En août 2022, j’ai commandé le Rotary Un-Smartphone . Il s’agit d’un téléphone portable à cadran rotatif, soit tout l’opposé d’un smartphone. C’était une précommande, dans l’esprit d’un financement participatif. Je n’ai toujours pas reçu le téléphone, mais quelques longs e-mails.
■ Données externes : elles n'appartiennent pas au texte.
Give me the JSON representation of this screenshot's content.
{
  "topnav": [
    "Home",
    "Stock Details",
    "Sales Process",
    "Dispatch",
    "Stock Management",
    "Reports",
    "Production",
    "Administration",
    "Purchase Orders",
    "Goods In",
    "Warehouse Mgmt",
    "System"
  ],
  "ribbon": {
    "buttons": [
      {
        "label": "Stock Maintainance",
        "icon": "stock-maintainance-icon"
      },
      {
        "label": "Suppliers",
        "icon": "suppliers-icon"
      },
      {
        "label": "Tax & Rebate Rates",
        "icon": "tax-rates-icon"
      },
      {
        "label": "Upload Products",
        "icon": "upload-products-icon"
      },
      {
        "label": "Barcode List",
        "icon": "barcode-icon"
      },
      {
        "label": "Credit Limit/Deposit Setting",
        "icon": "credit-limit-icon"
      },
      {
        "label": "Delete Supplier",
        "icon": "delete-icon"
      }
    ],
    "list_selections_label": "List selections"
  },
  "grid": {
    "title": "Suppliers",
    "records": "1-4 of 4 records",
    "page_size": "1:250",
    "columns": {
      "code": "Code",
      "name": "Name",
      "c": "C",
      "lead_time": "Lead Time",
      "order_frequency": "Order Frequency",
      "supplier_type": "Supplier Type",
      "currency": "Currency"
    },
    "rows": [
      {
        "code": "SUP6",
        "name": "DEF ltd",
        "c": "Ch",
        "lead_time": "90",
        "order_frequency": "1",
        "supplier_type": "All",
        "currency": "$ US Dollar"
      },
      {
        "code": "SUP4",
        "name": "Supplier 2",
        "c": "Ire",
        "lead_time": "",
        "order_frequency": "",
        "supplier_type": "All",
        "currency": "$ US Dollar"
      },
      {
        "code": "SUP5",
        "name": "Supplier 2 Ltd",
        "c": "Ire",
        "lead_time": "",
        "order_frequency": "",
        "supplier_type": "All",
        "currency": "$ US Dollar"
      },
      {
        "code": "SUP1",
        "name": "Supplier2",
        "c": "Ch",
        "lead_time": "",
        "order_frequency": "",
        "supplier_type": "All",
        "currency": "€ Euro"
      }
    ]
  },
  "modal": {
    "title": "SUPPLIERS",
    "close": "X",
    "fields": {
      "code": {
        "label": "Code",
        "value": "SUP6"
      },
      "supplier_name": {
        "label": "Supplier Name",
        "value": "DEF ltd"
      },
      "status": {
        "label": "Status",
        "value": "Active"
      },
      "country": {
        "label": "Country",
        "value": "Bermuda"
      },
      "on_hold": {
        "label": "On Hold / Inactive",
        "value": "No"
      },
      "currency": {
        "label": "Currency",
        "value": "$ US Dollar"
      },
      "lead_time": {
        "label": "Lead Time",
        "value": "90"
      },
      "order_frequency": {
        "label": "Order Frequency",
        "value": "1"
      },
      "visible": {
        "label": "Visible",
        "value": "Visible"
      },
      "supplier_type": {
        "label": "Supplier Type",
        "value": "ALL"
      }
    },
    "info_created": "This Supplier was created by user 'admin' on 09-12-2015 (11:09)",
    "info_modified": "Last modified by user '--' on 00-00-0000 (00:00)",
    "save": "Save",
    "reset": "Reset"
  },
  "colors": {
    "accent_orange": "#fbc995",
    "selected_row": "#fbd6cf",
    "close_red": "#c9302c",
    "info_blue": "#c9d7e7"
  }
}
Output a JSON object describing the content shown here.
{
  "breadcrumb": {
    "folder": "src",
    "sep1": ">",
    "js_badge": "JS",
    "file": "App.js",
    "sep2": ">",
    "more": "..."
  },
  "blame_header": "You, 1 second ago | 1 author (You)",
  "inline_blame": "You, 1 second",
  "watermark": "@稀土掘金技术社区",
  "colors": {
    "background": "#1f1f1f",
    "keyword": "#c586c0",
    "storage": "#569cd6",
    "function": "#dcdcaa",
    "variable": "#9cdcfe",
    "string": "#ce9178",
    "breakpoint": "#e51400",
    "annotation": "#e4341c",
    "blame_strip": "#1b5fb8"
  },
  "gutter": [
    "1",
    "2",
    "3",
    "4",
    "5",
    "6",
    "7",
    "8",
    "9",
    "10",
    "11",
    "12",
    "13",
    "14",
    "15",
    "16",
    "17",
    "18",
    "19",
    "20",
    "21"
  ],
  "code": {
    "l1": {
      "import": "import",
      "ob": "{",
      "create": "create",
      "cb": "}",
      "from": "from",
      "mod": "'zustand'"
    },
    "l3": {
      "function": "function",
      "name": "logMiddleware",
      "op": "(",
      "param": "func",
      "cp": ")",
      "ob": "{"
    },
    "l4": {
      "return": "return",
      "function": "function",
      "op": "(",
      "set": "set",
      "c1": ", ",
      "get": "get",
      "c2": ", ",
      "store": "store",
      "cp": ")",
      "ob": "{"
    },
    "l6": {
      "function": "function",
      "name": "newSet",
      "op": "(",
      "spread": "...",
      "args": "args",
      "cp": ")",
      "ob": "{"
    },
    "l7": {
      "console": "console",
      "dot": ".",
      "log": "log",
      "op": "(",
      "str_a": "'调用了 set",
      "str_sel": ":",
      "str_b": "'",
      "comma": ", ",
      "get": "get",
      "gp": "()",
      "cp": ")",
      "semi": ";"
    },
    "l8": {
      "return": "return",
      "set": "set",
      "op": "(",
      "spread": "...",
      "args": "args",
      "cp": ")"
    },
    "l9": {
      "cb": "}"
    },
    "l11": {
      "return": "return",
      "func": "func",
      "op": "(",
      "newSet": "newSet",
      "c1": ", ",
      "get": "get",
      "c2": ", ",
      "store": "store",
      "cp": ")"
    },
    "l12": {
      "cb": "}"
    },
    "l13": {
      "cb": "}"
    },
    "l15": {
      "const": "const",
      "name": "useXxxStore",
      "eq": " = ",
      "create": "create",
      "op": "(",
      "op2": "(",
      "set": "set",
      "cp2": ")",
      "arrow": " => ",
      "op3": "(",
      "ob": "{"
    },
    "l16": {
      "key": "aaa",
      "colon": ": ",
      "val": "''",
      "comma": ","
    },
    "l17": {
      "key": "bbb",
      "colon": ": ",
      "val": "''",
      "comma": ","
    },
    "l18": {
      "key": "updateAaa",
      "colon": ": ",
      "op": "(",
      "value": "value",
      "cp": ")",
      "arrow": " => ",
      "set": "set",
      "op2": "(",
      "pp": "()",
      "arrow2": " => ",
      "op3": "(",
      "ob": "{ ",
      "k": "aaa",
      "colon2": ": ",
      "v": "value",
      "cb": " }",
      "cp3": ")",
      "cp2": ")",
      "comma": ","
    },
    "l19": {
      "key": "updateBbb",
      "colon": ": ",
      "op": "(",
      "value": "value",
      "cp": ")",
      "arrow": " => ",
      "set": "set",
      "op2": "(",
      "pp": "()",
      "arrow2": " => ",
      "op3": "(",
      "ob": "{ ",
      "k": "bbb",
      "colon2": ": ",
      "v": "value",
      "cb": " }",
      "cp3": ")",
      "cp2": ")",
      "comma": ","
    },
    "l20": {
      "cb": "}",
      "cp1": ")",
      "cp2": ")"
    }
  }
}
La développeuse Justine Haupt y décrit la situation actuelle et les causes des retards. Ces causes sont multiples. Justine écrit à la première personne, car cela fait des années qu’elle travaille presque toute seule sur le concept, le design, le firmware, le choix des composants et l’assemblage des pièces.
L’histoire de ce projet remonte au début des années 2020. C’est une histoire pleine de déceptions et de problèmes, mais aussi d’espoir qui renaît toujours. Je reste enthousiaste, non seulement parce que j’aimerais bien avoir mon téléphone, mais aussi parce que je souhaite que son projet réussisse, car je le trouve courageux, cool et sympathiquement fou.
L’idée
Justine répond parfaitement au cliché de la nerd. Elle travaille à l’institut de recherche Brookhaven National Laboratory et développe des robots en parallèle. Elle travaille avec Debian, fait en principe tout en open source et peste contre les brevets. Elle n’aime pas se mettre en avant. En raison de l’intérêt qu’elle a suscité, elle a tout de même décidé de parler de son projet.
Elle le fait également de la manière dont vous attendez d’un·e nerd qu’iel le fasse. Elle commence sa première vidéo sur YouTube par « ne vous abonnez pas à cette chaîne ». Et elle ne plaisantait pas. Environ 31 700 personnes ne l’ont pas écoutée.
Pendant les cinq premières minutes de la vidéo, Justine parle de sa motivation à fabriquer un anti-smartphone, et pendant les dix minutes suivantes, explique comment fonctionne la première version du téléphone. Le reste de la vidéo (relativement long) montre comment assembler le téléphone ; Justine veut vendre les premiers téléphones en kit.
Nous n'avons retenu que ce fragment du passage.